Un élève de 5e au collège de Montesoro, pris pour cible par ses camarades, a été hospitalisé après avoir envisagé de mettre fin à ses jours. La situation met une nouvelle fois en lumière un fléau qui fait des ravages, même si l'Education nationale assure prendre le problème très au sérieux.

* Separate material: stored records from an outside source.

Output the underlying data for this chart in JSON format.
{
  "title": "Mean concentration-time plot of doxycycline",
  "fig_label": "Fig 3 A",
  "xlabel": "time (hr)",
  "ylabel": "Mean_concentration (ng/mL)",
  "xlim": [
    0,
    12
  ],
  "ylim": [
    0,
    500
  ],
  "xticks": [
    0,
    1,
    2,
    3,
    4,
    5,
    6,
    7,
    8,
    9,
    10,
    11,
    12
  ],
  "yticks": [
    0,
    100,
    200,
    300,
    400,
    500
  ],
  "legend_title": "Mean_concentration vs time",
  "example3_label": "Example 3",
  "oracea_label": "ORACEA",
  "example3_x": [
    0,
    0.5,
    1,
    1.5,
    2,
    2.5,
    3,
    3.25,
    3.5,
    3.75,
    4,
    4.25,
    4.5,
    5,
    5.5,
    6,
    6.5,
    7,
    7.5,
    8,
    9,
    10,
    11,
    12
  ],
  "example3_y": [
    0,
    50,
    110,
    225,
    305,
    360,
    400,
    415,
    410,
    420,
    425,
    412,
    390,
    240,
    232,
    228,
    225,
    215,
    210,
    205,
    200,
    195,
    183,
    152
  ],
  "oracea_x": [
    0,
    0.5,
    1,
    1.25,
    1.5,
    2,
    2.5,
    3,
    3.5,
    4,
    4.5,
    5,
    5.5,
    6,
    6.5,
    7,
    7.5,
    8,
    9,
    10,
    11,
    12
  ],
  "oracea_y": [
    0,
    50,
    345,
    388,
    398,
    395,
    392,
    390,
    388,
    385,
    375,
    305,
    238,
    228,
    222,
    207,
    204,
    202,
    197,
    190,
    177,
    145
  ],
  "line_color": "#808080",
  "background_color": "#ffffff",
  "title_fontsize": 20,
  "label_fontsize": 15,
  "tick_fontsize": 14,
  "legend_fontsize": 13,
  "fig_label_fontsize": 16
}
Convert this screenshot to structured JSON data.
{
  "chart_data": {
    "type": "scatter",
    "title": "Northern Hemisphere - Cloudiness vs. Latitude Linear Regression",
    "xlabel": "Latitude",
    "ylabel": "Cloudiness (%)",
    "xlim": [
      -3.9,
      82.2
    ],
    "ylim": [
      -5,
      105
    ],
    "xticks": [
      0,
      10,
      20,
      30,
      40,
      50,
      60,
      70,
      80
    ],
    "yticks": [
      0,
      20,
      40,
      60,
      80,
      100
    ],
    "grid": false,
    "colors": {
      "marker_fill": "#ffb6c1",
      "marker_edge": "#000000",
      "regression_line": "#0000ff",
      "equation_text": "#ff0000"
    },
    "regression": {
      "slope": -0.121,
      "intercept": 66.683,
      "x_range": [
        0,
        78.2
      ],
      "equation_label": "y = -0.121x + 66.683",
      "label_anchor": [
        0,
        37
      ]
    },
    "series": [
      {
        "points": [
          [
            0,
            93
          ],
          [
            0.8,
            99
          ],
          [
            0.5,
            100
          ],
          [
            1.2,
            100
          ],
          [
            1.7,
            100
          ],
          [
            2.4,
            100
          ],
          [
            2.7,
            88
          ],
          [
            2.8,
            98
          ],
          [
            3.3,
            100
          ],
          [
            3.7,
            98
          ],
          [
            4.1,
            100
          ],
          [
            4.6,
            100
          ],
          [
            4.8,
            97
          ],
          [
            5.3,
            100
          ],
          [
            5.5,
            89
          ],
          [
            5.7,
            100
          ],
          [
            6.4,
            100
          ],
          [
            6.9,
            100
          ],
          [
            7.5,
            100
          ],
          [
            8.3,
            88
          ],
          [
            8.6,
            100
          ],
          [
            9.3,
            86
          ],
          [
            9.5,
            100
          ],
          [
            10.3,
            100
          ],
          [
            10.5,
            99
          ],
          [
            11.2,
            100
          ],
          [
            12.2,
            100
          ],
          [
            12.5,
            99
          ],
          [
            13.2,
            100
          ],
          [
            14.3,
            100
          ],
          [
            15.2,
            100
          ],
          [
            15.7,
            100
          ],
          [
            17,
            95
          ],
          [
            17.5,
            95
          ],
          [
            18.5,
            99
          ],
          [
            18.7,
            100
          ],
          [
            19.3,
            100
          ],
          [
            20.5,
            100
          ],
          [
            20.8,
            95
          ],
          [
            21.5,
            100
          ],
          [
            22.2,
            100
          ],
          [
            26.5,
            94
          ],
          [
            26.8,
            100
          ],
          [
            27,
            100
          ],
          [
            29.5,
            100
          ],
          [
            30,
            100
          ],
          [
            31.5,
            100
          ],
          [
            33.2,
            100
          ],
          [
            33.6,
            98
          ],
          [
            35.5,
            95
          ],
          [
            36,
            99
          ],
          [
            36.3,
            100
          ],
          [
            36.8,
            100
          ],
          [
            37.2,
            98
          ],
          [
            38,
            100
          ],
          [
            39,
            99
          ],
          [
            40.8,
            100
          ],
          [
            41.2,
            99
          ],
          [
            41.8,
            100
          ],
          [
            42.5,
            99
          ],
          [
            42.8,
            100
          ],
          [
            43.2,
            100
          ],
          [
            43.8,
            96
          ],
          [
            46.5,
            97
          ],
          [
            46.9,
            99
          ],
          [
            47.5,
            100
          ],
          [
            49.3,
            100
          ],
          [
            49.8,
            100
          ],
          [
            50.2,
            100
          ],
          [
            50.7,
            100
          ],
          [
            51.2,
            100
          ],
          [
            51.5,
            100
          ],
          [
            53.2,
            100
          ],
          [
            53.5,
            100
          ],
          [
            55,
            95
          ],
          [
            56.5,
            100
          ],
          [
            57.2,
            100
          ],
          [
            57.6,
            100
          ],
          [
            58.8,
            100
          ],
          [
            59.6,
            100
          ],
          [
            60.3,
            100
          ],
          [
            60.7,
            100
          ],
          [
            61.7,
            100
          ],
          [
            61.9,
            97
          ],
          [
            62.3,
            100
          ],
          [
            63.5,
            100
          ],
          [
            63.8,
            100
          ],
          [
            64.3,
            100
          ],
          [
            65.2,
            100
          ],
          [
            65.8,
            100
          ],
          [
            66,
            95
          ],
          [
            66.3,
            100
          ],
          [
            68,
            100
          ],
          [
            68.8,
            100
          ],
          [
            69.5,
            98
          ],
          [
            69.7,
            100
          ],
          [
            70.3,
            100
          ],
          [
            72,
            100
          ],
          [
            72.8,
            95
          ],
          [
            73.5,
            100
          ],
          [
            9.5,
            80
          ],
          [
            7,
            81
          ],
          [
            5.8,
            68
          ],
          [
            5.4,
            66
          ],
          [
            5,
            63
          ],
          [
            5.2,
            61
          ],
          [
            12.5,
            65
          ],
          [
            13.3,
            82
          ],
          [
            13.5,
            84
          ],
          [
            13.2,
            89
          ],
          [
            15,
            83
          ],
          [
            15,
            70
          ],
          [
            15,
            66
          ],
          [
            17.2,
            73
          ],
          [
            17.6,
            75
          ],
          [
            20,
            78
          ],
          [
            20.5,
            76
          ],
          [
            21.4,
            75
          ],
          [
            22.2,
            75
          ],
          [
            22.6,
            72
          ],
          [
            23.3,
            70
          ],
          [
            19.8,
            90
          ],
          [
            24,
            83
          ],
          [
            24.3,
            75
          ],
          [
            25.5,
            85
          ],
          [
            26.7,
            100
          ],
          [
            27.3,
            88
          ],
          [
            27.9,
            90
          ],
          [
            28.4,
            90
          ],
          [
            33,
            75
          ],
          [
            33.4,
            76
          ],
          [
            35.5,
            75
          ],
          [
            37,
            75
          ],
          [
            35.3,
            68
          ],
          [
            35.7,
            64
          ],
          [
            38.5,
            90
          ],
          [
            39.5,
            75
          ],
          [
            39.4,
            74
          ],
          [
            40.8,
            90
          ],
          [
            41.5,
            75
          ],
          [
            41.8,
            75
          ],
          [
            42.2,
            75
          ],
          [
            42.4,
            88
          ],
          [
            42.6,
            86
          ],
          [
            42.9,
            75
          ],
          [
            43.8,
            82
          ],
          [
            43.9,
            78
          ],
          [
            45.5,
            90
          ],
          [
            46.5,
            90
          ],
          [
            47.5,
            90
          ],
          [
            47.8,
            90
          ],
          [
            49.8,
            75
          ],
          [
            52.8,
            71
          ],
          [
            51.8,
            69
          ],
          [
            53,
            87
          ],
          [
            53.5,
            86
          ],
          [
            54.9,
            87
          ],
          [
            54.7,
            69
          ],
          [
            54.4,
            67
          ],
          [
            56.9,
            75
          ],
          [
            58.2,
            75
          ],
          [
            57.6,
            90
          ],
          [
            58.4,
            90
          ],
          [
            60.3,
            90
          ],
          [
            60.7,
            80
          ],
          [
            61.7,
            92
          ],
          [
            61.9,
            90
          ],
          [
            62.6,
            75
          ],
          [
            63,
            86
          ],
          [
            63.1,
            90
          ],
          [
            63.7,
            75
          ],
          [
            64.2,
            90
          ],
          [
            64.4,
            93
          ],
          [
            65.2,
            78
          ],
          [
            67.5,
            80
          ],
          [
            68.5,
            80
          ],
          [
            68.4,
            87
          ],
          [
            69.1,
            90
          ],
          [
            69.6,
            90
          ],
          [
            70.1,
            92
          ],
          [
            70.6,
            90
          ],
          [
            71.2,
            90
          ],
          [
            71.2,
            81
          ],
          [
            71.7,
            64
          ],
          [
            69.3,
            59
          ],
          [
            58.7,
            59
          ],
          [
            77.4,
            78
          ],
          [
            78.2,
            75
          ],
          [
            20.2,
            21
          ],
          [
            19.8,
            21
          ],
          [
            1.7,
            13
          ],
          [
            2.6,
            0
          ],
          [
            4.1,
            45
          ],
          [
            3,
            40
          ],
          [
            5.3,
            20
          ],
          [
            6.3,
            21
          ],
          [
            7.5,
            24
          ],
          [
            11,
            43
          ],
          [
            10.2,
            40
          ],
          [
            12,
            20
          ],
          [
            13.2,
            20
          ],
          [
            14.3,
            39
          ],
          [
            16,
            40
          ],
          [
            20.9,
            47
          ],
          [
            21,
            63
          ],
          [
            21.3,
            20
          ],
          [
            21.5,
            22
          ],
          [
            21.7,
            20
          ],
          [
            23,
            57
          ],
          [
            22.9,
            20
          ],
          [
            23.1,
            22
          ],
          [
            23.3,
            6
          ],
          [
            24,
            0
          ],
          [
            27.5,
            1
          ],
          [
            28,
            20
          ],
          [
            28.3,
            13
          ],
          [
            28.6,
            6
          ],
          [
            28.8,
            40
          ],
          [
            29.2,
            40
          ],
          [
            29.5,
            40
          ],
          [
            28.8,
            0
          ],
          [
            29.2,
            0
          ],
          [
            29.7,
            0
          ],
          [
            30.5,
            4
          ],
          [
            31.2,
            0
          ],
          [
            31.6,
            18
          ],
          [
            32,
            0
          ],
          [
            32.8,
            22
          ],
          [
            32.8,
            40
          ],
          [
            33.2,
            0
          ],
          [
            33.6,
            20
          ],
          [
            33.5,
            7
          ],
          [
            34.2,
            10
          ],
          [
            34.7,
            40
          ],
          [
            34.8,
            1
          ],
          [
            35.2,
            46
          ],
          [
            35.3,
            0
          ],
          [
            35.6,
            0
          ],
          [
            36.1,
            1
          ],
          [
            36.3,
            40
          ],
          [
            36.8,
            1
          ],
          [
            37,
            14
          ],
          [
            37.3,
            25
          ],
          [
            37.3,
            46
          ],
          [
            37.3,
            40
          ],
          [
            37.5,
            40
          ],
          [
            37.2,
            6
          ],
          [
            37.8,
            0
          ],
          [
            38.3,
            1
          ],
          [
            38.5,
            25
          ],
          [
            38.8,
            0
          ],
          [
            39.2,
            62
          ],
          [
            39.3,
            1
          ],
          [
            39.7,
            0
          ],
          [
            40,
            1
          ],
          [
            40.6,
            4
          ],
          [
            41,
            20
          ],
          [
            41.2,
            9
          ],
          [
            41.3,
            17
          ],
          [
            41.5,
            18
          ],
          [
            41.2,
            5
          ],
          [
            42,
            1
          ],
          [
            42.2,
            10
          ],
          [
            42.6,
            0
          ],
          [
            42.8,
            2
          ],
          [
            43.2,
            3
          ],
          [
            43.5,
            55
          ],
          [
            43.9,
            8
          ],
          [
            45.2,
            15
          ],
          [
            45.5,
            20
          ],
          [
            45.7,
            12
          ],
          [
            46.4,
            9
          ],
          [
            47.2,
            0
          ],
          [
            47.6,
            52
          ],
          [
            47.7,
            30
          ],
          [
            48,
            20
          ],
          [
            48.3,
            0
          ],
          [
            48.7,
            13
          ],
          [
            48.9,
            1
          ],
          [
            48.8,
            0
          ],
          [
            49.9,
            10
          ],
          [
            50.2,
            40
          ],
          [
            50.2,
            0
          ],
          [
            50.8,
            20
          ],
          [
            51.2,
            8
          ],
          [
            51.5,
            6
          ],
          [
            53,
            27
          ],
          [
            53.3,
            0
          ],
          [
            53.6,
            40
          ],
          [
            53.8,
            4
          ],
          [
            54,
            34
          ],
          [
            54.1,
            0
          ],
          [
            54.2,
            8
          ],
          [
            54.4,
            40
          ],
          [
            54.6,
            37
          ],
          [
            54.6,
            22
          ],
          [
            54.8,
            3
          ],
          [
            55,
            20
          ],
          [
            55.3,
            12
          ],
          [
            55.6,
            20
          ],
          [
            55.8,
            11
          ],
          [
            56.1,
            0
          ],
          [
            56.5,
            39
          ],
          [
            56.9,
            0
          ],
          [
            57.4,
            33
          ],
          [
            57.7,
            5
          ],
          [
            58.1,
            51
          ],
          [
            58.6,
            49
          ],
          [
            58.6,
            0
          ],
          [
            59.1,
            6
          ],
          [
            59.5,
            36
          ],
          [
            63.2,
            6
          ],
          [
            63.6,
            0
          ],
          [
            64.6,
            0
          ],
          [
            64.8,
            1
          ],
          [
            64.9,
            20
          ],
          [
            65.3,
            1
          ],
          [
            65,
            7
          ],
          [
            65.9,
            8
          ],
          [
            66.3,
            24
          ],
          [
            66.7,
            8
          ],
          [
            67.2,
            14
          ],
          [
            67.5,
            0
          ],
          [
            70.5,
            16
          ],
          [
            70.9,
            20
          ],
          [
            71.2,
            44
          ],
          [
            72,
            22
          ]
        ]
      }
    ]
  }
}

"Vendredi, Cédric* m'a dit qu'il n'en pouvait plus. Il voulait en finir, se jeter par la fenêtre. Il m'a demandé de ne pas le dire à sa mère, pour ne pas lui faire de peine... J'ai beau faire 1m80, j'ai craqué. Je me suis effondré..."
A l'évocation de ce moment tragique, la voix du père de Cédric se fissure.
Humiliations
Depuis la rentrée dernière, il se rendait bien compte, avec sa compagne, que tout ne se passait pas bien pour Cédric au collège de Montesoro, où le jeune adolescent de 13 ans était entré en 5e. "Il était irritable, il jetait son téléphone par terre, il ne voulait plus aller à l'école, mais on l'envoyait quand même en cours, comme l'auraient fait tous les parents. On ne pouvait pas se douter..."
Et puis, il y a une semaine, c'en est trop pour Cédric. Mardi, il avoue à ses parents qu'il leur a menti, et que, depuis des mois, il moralement par plusieurs élèves du collège, "qui ne le trouvaient pas assez bien", confie son père. "C'était des brimades permanentes, des insultes, ils l'humiliaient à longueur de journée".
On vit un cauchemar
Père de Cédric
Dès le lendemain, les parents sont reçus au collège, pour s'entretenir du problème avec la direction. Le problème est "pris très au sérieux", et le proviseur reçoit une deuxième fois la famille le jeudi. Un signalement a été transmis au procureur de la République durant le week-end. Et les auteurs de ces actes devraient passer devant le conseil de discipline en parallèle à la procédure judiciaire.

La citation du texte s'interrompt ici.